Sam Hamill

1943

The New York Poem

I sit in the dark, not brooding
exactly, not waiting for the dawn
that is just beginning, at six-twenty-one,
in gray October light behind the trees.
I sit, breathing, mind turning on its wheel.

Hayden writes, "What use is poetry
in times like these?" And I suppose
I understand when he says, "A poet
simply cannot comprehend
any meaning in such slaughter."

Nevertheless, in the grip of horror,
I turn to poetry, not prose,
to help me come to terms—
such as can be— with the lies, murders
and breathtaking hypocrisies

of those who would lead a nation
or a church. "What use is poetry?"
I sat down September twelfth,
two-thousand-one in the Common Era,
and read Rumi and kissed the ground.

And now that millions starve
in the name of holy war? Every war
is holy. It is the same pathetic story
from which we derive
"biblical proportion."

I hear Pilate's footsteps ring
on cobblestone, the voice of Joe McCarthy
cursing in the senate, Fat Boy exploding
as the whole sky shudders.
In New York City, the crashes

and subsequent collapses
created seismic waves.
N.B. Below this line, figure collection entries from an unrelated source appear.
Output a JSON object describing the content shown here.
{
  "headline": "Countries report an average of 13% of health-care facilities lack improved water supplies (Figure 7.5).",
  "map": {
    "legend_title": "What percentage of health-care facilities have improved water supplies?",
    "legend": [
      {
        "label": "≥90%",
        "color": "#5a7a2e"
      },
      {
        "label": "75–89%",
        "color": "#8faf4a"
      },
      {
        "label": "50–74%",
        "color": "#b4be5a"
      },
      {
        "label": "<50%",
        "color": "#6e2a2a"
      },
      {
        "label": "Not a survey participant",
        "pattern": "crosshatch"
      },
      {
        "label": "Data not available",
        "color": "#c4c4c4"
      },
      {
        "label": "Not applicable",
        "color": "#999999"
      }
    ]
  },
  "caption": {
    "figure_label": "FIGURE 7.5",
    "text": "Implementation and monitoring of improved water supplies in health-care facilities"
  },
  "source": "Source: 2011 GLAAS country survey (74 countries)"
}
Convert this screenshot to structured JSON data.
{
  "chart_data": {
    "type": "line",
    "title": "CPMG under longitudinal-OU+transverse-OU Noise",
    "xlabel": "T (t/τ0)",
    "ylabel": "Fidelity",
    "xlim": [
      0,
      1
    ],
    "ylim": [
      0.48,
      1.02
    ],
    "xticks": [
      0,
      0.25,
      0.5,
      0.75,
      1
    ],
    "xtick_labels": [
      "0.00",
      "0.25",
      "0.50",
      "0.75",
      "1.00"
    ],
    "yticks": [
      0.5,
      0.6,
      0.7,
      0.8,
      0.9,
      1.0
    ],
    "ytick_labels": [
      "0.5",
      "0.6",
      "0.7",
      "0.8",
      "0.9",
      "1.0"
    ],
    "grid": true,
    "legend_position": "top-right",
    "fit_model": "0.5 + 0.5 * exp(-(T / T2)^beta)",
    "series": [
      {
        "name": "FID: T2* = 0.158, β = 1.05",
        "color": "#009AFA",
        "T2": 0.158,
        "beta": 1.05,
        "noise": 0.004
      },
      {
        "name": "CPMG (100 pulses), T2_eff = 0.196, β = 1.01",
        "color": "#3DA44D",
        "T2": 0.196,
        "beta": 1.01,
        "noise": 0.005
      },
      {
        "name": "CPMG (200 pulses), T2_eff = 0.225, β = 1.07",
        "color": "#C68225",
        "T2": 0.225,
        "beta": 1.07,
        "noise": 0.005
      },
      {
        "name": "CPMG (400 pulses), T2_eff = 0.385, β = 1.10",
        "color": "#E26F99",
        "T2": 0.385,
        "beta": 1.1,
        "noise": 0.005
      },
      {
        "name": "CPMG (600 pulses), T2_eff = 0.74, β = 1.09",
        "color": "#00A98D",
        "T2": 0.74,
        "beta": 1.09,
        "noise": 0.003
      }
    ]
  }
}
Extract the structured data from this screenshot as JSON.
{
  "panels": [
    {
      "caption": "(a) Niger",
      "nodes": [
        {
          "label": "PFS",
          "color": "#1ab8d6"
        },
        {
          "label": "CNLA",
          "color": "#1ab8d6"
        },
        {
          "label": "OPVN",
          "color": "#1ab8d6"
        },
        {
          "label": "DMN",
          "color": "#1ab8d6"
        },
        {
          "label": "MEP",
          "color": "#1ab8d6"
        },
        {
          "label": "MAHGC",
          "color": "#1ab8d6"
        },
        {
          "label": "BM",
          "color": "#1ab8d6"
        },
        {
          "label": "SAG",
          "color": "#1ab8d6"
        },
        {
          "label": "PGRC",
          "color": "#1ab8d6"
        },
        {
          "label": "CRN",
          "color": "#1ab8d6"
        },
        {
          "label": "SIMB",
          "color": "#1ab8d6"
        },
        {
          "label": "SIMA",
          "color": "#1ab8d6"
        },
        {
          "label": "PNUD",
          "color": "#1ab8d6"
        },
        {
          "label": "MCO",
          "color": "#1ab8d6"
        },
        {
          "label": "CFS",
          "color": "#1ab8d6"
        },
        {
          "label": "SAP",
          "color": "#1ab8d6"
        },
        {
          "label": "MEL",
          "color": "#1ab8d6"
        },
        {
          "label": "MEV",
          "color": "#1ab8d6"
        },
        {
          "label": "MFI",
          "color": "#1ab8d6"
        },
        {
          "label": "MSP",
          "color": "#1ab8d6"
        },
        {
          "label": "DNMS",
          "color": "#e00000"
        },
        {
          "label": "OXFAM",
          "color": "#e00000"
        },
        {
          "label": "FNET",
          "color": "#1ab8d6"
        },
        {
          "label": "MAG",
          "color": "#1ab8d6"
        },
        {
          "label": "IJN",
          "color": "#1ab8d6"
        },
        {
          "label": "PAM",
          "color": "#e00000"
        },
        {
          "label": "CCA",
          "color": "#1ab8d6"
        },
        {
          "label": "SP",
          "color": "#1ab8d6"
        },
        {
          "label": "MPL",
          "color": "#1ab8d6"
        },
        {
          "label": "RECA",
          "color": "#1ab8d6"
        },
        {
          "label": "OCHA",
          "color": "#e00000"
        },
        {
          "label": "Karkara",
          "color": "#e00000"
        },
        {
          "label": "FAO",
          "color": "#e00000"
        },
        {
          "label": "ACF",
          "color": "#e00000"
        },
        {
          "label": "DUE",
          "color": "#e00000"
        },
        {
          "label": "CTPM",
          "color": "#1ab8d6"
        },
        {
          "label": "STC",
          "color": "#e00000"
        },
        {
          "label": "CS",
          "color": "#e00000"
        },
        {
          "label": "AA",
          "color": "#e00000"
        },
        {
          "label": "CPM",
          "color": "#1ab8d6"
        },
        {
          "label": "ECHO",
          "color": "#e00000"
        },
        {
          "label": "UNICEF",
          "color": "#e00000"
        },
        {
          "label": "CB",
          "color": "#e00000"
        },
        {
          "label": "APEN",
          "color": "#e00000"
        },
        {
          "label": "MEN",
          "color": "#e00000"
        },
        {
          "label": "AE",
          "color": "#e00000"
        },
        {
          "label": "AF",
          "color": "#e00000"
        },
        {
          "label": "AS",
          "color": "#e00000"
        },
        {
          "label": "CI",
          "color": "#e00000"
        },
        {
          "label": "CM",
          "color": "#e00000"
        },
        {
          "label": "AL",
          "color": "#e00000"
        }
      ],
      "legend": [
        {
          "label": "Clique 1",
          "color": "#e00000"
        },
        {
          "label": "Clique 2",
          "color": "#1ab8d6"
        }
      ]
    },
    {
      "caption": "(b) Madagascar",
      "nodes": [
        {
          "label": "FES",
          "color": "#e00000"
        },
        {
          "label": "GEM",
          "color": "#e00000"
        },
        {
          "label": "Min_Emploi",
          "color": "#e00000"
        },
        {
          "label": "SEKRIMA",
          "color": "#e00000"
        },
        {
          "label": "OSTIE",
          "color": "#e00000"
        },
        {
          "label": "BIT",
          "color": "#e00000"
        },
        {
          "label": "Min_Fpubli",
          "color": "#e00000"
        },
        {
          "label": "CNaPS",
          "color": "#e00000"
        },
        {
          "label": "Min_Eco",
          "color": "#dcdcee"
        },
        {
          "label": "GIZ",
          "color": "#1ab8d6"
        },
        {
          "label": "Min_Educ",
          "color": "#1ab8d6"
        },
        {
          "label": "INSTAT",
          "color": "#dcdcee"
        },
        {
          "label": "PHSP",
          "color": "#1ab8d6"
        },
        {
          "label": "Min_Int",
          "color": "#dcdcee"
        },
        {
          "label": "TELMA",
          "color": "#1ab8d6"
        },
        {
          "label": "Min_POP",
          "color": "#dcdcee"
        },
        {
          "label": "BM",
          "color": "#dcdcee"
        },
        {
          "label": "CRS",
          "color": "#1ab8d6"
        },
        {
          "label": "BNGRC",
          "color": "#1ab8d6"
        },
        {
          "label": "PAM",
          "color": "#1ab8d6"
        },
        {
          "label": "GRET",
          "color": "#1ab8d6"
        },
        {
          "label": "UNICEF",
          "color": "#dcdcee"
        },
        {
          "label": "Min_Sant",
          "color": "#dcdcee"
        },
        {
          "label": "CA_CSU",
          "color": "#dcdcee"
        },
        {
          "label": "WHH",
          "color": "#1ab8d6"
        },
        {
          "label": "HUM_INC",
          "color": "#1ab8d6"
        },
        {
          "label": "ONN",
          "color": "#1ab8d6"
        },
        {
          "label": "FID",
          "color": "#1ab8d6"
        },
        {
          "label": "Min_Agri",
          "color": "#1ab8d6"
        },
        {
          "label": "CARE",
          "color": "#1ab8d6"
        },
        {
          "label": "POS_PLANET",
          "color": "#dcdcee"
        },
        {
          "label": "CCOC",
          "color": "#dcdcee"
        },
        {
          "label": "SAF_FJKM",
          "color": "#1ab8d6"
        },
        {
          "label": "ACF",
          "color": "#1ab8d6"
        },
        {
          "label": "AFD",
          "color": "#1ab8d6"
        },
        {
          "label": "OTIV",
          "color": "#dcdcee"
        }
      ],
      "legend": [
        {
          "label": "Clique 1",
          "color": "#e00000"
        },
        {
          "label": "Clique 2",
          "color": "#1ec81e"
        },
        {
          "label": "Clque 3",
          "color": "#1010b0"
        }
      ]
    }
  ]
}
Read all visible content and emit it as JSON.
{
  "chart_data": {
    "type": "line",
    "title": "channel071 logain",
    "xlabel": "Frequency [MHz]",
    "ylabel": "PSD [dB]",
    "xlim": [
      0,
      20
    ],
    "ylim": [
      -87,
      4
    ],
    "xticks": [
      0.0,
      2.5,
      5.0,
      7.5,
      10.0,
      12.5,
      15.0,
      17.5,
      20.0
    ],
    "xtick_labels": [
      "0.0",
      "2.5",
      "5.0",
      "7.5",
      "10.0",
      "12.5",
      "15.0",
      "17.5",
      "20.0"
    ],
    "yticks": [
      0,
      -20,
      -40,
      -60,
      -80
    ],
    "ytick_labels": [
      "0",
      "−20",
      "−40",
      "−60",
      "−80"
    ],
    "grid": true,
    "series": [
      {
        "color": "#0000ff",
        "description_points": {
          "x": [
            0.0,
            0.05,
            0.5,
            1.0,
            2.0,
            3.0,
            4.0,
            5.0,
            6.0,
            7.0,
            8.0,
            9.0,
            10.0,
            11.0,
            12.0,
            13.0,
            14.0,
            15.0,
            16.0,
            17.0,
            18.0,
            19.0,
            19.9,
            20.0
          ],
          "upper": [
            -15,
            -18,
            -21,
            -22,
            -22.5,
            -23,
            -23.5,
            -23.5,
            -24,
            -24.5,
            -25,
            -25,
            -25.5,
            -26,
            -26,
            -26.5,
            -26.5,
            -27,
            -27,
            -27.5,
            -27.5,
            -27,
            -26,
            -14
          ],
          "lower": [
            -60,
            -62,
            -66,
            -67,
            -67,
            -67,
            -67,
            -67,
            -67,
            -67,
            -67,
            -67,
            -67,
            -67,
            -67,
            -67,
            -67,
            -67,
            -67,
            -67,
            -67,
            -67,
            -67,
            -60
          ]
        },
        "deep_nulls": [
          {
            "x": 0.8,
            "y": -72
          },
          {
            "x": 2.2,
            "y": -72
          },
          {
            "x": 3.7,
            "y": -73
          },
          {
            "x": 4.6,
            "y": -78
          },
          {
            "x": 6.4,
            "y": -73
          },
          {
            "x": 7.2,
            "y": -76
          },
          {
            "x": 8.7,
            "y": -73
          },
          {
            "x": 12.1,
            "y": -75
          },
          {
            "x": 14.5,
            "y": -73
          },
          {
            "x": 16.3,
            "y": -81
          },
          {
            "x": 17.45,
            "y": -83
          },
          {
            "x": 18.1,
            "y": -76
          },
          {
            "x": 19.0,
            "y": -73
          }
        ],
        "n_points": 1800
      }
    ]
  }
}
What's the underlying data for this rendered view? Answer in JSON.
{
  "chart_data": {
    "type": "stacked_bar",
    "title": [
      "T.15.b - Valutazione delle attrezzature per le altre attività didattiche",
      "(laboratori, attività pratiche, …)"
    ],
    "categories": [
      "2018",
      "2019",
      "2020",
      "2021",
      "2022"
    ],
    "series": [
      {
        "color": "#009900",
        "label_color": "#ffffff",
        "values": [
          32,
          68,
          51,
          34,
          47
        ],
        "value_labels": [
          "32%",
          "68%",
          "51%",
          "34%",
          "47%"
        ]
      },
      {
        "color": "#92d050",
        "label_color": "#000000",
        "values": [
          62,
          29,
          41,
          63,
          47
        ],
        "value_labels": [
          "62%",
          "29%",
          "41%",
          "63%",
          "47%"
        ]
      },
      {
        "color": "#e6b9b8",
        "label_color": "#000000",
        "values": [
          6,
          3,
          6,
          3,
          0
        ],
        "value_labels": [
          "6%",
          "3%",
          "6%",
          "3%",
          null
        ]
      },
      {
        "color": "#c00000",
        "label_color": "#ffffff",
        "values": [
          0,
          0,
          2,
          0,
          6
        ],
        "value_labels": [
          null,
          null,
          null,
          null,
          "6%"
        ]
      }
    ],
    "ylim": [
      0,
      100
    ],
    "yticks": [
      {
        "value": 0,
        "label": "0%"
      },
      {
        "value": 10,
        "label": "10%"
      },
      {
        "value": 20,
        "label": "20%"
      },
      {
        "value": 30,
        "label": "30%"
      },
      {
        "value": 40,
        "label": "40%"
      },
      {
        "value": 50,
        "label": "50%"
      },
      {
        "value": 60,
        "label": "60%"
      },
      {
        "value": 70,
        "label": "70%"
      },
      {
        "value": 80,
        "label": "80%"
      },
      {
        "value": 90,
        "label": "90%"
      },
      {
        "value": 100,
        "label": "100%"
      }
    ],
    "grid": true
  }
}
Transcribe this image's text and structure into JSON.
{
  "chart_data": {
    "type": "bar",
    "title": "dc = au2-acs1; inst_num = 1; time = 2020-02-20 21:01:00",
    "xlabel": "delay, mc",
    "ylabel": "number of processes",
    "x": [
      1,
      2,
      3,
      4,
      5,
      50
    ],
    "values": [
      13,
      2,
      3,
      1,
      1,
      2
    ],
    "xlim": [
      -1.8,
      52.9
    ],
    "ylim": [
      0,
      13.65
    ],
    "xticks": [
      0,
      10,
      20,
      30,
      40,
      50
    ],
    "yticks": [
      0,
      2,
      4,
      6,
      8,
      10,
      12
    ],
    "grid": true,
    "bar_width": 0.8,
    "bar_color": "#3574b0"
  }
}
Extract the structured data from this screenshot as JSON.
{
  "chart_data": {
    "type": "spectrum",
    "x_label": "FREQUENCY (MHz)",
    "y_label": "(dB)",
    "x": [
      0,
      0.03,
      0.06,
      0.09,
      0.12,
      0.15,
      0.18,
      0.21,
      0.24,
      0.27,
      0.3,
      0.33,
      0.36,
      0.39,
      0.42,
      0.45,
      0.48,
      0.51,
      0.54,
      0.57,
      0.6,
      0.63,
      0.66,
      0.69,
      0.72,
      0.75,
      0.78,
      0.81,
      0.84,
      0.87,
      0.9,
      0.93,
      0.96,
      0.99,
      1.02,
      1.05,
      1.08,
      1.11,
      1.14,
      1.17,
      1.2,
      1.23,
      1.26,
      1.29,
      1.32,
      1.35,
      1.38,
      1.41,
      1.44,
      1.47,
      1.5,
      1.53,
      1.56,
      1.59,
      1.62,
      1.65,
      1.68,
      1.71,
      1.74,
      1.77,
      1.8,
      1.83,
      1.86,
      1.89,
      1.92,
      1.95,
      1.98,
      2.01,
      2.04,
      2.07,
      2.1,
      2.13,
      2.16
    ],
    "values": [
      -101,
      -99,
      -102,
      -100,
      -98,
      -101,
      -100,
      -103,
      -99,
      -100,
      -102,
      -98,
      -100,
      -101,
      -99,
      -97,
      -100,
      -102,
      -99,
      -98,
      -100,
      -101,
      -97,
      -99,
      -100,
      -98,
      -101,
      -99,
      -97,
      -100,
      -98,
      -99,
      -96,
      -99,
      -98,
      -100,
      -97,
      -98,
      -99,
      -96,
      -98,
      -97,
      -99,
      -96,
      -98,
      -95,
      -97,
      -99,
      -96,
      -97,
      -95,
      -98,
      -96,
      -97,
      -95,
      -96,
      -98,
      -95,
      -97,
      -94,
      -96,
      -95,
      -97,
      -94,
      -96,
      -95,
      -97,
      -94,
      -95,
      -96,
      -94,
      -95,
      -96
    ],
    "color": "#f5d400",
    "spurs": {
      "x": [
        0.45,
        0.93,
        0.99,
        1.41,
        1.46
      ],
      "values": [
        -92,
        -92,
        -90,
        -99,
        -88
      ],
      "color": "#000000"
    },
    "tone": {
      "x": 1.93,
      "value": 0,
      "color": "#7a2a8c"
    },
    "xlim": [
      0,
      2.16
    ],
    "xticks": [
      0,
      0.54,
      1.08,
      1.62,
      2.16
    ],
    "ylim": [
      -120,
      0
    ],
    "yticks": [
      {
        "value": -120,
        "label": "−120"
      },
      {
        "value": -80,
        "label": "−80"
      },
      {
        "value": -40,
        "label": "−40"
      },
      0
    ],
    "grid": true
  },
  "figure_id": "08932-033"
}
To begin to speak
of the dead, of the dying... how
can a poet speak of proportion any more
at all? Yet as the old Greek said,

"We walk on the faces of the dead."
The dark fall sky grows blue.
Alone among ash and bones and ruins,
Tu Fu and Basho write the poem.
The last trace of blind rage fades

and a mute sadness settles in,
like dust, for the long, long haul. But if
I do not get up and sing,
if I do not get up and dance again,
the savages will win.

I'll kiss the sword that kills me if I must.